Lexicons

Barrier detection logic might require processing information regarding whether a word exists and/or how frequent it is. For this specific use case, the Lexicon interface was created to provide a template for classes that perform such actions. Given the obvious language specificity of "is x a word?," every language that uses word-frequency- based heuristics for barrier detection needs to implement its own Lexicon.

A sample implementation for the German language is provided both to provide a template for how to approach the problem, and because German barrier detection utilizes word-frequency-based heuristics.

Language-Specific Implementations

Language-specific implementations of Lexicons evidently need some sourt of concrete data to draw upon, for example a frequency list of words for the given language.

Handling Language-Specififc Resources

Given that the library currently only supports a single language, relevant artifacts for barrier detection simply ship with the package as a whole. This will likely change to a more nltk-like approach, where required corpora are downloaded into a library cache based on a user's request and the library itself ships only with the minimum requirements. For now you can assume that the library you install contains everything you need (other than the spaCy models used for parsing). However, be aware that this may change if language support is ever expanded.

The library ships with these artifacts, so no further download is necessary. The artifacts themselves were pre-compiled to use as little space as possible.

German

The German lexicon is a concrete implementation of the Lexicon interface for the German language.
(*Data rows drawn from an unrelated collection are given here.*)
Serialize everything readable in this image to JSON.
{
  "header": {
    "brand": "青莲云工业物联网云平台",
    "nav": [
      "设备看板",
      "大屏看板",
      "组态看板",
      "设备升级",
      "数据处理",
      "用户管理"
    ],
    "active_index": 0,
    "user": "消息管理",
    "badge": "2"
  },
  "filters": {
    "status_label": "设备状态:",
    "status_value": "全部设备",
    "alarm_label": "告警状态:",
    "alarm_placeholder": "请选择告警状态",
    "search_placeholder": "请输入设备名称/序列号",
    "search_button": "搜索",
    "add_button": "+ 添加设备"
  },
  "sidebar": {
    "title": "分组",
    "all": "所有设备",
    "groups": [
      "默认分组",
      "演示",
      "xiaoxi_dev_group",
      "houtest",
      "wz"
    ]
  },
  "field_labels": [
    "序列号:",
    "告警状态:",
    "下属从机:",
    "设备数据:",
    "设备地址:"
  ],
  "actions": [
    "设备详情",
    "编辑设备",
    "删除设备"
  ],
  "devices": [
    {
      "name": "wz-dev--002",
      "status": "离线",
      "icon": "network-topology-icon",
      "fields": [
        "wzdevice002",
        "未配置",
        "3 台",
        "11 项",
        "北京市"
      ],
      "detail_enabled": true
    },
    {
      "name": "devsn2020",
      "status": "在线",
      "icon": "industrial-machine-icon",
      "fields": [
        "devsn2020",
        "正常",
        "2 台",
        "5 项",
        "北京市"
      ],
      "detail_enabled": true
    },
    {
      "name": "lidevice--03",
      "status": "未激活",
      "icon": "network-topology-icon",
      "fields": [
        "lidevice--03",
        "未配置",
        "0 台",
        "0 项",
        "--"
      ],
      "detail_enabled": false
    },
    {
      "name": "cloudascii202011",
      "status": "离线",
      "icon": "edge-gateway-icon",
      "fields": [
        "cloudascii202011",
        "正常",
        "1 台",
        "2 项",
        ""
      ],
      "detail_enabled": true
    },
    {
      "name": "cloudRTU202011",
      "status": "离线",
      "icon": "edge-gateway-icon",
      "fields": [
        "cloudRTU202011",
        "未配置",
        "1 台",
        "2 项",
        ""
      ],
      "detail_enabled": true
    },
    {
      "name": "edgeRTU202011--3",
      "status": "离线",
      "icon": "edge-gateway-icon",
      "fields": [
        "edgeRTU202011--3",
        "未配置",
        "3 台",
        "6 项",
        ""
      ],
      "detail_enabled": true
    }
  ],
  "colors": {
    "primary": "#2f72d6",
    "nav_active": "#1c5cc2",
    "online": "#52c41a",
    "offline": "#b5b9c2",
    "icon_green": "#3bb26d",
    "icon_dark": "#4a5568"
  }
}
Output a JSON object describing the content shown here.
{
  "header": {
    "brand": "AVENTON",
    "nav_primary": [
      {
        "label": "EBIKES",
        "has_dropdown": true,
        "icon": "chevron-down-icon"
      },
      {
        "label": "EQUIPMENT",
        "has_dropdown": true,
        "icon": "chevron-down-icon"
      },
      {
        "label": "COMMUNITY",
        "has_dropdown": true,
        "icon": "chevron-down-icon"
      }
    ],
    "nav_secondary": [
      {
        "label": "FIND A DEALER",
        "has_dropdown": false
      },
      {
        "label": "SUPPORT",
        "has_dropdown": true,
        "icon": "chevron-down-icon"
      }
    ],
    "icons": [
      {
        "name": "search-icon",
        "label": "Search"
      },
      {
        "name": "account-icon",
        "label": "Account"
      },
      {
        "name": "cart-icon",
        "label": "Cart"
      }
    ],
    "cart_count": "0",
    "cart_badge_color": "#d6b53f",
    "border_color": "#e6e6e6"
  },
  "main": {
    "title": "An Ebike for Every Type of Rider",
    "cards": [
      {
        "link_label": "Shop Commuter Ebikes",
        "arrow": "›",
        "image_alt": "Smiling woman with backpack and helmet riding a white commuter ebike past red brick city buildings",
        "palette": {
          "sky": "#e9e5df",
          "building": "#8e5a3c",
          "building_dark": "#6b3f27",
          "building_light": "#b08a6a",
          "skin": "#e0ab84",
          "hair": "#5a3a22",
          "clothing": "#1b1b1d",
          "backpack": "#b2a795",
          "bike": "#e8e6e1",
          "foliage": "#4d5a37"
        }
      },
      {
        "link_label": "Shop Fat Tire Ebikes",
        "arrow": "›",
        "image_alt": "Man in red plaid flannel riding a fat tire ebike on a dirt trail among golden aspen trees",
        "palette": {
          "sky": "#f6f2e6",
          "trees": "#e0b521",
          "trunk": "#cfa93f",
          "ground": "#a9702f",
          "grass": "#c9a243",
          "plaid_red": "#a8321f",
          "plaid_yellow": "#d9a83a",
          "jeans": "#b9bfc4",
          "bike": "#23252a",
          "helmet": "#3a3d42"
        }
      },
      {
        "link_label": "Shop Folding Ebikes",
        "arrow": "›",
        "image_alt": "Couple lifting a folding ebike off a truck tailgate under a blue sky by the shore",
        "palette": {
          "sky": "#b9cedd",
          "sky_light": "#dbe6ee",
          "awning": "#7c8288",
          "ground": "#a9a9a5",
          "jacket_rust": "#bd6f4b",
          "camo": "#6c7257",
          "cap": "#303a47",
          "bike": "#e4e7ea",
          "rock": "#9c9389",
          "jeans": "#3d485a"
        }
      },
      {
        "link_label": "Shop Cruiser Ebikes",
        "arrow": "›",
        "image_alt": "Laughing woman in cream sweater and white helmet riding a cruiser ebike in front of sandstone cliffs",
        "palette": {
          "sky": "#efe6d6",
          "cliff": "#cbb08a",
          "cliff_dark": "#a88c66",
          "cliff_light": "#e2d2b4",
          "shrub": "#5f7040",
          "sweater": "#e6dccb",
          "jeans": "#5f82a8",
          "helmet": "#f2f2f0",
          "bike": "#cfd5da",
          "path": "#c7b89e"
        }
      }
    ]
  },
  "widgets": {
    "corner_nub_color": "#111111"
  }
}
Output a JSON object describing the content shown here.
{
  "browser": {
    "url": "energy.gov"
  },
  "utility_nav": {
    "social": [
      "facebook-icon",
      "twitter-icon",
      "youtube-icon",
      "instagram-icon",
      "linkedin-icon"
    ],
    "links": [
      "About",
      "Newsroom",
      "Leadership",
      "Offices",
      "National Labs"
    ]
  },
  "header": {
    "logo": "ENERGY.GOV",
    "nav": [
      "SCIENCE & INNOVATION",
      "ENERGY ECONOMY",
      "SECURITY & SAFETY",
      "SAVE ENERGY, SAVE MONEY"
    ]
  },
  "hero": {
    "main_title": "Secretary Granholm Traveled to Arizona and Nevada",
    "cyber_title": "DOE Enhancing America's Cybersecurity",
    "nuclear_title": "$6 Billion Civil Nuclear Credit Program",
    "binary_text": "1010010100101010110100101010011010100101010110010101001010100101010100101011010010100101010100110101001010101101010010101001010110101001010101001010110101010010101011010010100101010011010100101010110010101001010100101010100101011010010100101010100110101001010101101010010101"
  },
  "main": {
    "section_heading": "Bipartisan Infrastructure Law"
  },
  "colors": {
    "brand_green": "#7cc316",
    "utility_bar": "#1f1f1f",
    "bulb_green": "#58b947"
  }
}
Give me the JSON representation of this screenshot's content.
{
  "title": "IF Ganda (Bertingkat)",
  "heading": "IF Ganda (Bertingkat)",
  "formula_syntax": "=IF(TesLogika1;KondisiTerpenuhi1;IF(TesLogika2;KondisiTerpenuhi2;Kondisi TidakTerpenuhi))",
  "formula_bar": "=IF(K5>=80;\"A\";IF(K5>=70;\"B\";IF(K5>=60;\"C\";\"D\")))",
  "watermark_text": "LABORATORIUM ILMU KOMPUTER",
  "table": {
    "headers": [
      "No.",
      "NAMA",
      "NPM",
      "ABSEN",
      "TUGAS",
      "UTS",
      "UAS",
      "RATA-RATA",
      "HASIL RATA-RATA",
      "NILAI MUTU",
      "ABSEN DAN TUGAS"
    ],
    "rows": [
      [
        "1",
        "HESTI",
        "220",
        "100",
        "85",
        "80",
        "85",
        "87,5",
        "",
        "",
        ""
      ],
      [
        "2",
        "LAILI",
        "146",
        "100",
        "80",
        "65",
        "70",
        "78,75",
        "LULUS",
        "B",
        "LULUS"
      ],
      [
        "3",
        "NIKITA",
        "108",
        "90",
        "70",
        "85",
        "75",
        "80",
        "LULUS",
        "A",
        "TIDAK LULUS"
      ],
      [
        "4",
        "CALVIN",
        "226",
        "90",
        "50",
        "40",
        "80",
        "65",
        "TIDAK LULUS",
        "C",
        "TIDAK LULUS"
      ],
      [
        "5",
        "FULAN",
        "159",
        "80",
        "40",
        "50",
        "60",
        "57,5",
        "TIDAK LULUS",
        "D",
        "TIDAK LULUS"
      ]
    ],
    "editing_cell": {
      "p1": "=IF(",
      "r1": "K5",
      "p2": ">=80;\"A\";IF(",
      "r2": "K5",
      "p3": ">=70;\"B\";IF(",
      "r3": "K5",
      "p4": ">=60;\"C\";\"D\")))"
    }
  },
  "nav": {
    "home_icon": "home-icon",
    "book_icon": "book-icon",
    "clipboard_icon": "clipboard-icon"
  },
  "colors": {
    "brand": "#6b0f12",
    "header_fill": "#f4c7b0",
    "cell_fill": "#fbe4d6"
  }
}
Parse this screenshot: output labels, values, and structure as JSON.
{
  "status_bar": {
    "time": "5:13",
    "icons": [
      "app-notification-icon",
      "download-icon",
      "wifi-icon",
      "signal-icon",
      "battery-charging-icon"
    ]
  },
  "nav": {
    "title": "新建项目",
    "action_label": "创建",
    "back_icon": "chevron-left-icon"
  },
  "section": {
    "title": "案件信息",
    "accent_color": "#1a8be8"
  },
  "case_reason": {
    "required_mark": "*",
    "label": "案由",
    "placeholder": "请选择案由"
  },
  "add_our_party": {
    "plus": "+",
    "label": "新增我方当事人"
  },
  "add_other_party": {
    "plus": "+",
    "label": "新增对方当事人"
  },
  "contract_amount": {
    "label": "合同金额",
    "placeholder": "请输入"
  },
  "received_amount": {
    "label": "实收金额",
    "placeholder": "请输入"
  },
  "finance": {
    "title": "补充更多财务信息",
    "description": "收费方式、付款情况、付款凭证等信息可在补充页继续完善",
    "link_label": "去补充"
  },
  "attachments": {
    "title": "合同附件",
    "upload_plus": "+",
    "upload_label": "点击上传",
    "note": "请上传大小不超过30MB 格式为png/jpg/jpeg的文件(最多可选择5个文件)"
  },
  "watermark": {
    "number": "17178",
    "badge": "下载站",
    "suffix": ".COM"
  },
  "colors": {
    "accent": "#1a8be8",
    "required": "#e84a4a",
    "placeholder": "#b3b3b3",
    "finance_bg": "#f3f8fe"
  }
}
On a linguistic level, the lexicon uses data which was kindly provided by Projekt Deutscher Wortschatz of the Universität Leipzig and is based on a corpus of news articles.

Domain-Specificity of Word Frequencies

Relative frequencies (e.g. when comparing frequencies between two words, as is the use case for the German lexicon) are heavily influenced by the domain which is being observed. This issue does not have an elegant solution and is not something to be solved but rather to be mindful of as you design your heuristics.

On a technical level, making a list of roughly 6 million entries accessible for lookup operations that have to be performed at high volume comes with some considerations. While Python dictionaries have constant lookup speeds (good), they also have a significant memory footprint (bad) when creating dicts of sizes such as the lexicon. That is why we have computed a Marisa-Trie object to use during lookup. It significantly reduces memory footprint both in-memory and on disk at the cost of somewhat worse lookup speeds.

Alternatives to this choice are currently being evaluated.